Les opérations de la D.E.A en Haïti sont également sous le feu des critiques, notamment car au moins deux des Haïtiens soupçonnés d’être impliqués dans l’assassinat de M. Moïse sont d’anciens informateurs de la D.E.A.En novembre, la commission des affaires judiciaires du Sénat américain a critiqué la D.E.A. en raison des allégations de corruption qui planent sur ses opérations en Haïti, citant une enquête du New York Times en août qui liait le chef de la sécurité du palais de M. Moïse au trafic de drogue. La D.E.A., accusée par d’anciens agents de mauvaise gestion dans une des plus grandes affaires de drogue en Haïti, a refusé de commenter.

En désignant M. Moïse comme son successeur en 2014, Mr. Martelly l’avait présenté à la nation comme un outsider d’origine paysanne, un homme de la campagne qui s’était extirpé de la pauvreté en dirigeant des bananeraies.

Les associés de M. Martelly racontent qu’en rencontrant M. Moïse pour la première fois, lors d’une conférence, il avait été impressionné par le sens des affaires de l’entrepreneur.

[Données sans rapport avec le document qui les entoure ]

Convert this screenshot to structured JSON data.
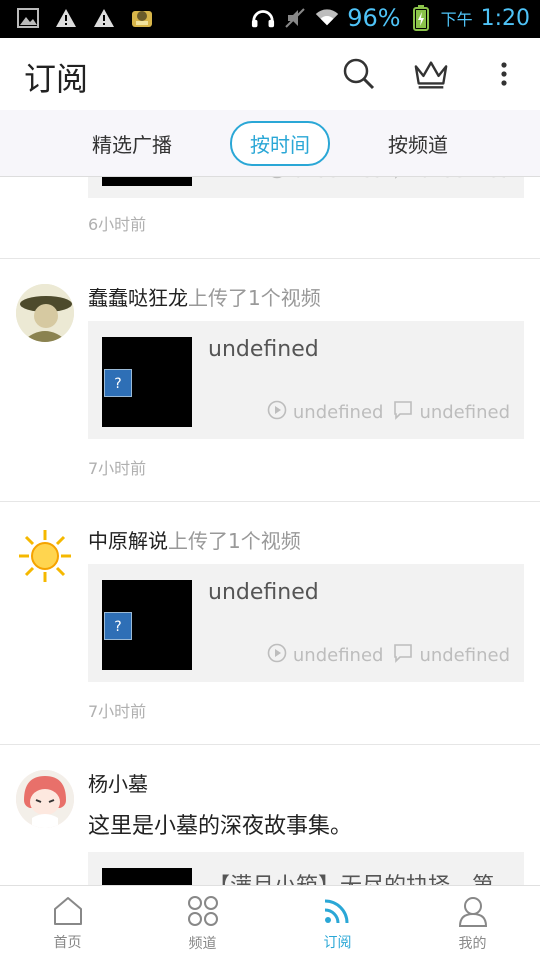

L’histoire était pourtant trompeuse : M. Moïse avait essentielement grandi dans la capitale, plusieurs membres du conseil d’administration de sa plantation de bananes qualifient celle-ci d’échec, et M. Moïse était déjà un proche associé de M. Saint-Rémy et d’au moins une autre personne soupçonnée de trafic de drogue.

Mr. Moïse, âgé de 53 ans au moment de son assassinat, est né à Trou-du-Nord, un village paysan laissé pour compte pendant des décennies par des gouvernements successifs. Son père conduisait un tracteur sur une plantation de sisal voisine mais a perdu son emploi quand celle-ci a fermé, d’après des interviews avec des résidents locaux.

Selon ses proches, M. Moïse avait 7 ans quand sa mère l’a emmené avec ses frères et sœurs à Carrefour, un bidonville de Port-au-Prince, pour y trouver un travail et un collège pour ses enfants. Il a rencontré sa future femme à l’université et ils ont déménagé à Port-de-Paix, la ville natale de cette dernière au nord-ouest de l’île.